India strengthens medical device regulation

Nearly one year after the Implant Files, India’s health ministry plans to register and regulate medical devices the same way it does drugs.

India’s health ministry announced last week its plan to register and regulate all medical devices in the same way as drugs due to concerns over their safety and quality.

The government’s decision comes almost a year after the Implant Files investigation by the International Consortium of Investigative Journalists, the Indian Express and more than 50 media partners found a poorly regulated medical device industry that was hurting patients.

India’s Drugs Technical Advisory Board recommended last Spring that the government improve its system to track devices and report adverse events.

Only 23 devices out of about 5,000 are currently registered and regulated in India, one of the world’s fastest-growing markets. 

Earlier, the health ministry had conceded that the lack of certification and regulation was “putting patient safety at risk,” according to meeting minutes reviewed by the Indian Express.

The Express reported that it had taken 12 years for India to enact a law regulating medical devices. Meantime, products such as stents and intrauterine devices were linked to at least 500 incidents since 2014. Having begun to register syringes and infusion sets in 1980, the country has added to the list of controlled medical products less than two dozen types of medical products including catheters, orthopedic implants and heart valves.

The recently-announced regulation will gradually apply to all device categories, including those used to diagnose, monitor and treat diseases and disabilities, as well as life-supporting and birth-control devices.

Last year, the Indian daily also found that, because of its poor tracking system, the government did not have information on more than 3,600 patients who had received faulty hip implants made by Johnson & Johnson. Four deaths were associated with those implants.
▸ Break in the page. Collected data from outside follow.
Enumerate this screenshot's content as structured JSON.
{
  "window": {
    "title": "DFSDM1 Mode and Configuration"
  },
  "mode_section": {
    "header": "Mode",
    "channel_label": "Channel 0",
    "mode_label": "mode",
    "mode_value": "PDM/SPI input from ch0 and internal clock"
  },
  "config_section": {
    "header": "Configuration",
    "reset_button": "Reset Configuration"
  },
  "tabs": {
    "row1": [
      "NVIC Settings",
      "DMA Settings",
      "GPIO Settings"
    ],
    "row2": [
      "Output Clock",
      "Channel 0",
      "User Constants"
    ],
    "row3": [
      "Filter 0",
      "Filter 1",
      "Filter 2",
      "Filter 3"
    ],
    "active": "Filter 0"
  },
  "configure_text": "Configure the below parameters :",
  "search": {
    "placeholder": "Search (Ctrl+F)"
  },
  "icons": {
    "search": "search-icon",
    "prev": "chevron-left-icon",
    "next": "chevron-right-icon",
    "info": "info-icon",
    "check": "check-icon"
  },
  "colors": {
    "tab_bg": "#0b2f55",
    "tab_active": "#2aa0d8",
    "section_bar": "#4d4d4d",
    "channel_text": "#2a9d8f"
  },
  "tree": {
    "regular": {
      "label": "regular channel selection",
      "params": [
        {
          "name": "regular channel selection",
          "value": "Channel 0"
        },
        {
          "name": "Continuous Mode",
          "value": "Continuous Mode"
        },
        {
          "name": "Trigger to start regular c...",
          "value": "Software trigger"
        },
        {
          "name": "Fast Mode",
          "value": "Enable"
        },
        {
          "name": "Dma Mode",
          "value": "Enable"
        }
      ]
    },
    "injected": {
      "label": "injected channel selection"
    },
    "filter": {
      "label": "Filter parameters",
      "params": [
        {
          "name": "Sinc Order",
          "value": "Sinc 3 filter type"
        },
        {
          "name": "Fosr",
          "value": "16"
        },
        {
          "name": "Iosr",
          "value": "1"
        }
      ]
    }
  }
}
The new policy would require all manufacturers and importers to report adverse events to regulators. Those who don’t comply would face punishment under the country’s drug laws, Archana Sahadeva, an independent lawyer representing pharma companies, told the Indian Express.

Members of the public and interested parties have until November 18 to share their comments on the ministry’s draft regulations.  The policy is scheduled to be implemented on December 1.